Pain-sensing protein
Researchers have access to only a few Neanderthal genomes, and most of those have been sequenced at a low resolution. This has made it hard to identify mutations that evolved after their lineage split from that of humans some 500,000–750,000 years ago. But in the past few years, Pääbo and his team have generated three high-quality Neanderthal genomes from DNA found in caves in Croatia and Russia. This allows them to confidently identify mutations that were probably common in Neanderthals, yet very rare in humans.
Mutations in a gene called SCN9A — which encodes the NaV1.7 protein — stood out because all of the Neanderthals had three mutations that alter the shape of the protein. The mutated version of the gene was found on both sets of chromosomes in all three Neanderthals, hinting that it was common across their populations.
NaV1.7 acts in the body’s nerves, where it is involved in controlling whether and to what extent painful signals are transmitted to the spinal cord and brain. “People have described it as a volume knob, setting the gain of the pain in nerve fibres,” says Zeberg. Some people with extremely rare genetic mutations that disable the protein do not feel pain2, whereas other changes can predispose people to chronic pain3.

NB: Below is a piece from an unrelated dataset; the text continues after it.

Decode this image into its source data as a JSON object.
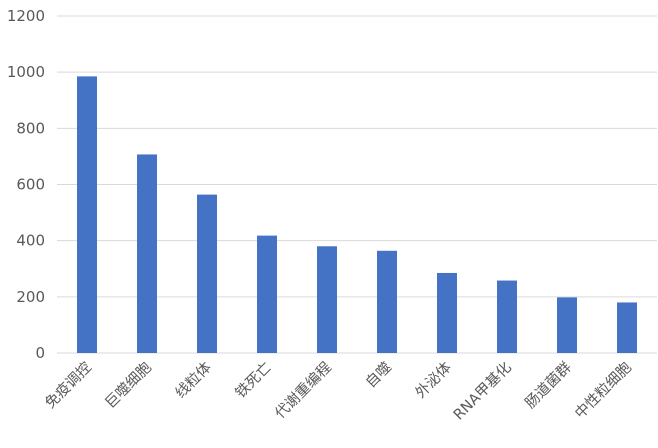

To investigate how mutations might have altered Neanderthals’ nerves, Zeberg expressed their version of NaV1.7 in frog eggs and human kidney cells — model systems useful for characterizing proteins that control neural impulses. The protein was more active in cells with all three mutations than in cells without the changes. In nerve fibres, this would lower the threshold for conveying a painful signal, says Zeberg.
He and Pääbo then looked for humans with the Neanderthal version of NaV1.7. About 0.4% of participants in the UK Biobank, a genome database of half a million British people, who reported on their pain symptoms had one copy of the mutated gene. No one had two, like Neanderthals. Participants with the mutated version of the gene were about 7% more likely to report pain in their lives than were people without it.
Sensitive Neanderthals
“This is beautiful work”, because it shows how aspects of Neanderthal physiology can be reconstructed by studying modern humans, says Cedric Boeckx, a neuroscientist at the Catalan Institute for Research and Advanced Studies in Barcelona, Spain. In a 2019 study, Boeckx flagged three other proteins involved in pain perception that differ between modern humans and Neanderthals4. It’s possible that such changes indicate differences in resilience between the two species, he says.
Pääbo and Zeberg caution that their findings do not necessarily mean that Neanderthals would have felt more pain than modern humans. Sensations conveyed by NaV1.7 are processed and modified in the spinal cord and brain, which also contribute to the subjective experience of pain.
Gary Lewin, a neuroscientist at the Max Delbrück Center for Molecular Medicine in Berlin, notes that the Neanderthal variants impart only a small effect on the function of NaV1.7 — and much less than other mutations that are associated with chronic pain. “It’s hard to imagine why a Neanderthal would want to be more sensitive to pain,” he adds.
It is unclear whether the mutations evolved because they were beneficial. Neanderthal populations were small and had low genetic diversity — conditions that can help harmful mutations linger. But Pääbo says the change “smells” like a product of natural selection. He plans to sequence the genomes of around 100 Neanderthals, which could help provide answers.
In any case, “pain is something adaptive”, points out Zeberg. “It’s not specifically bad to feel pain.”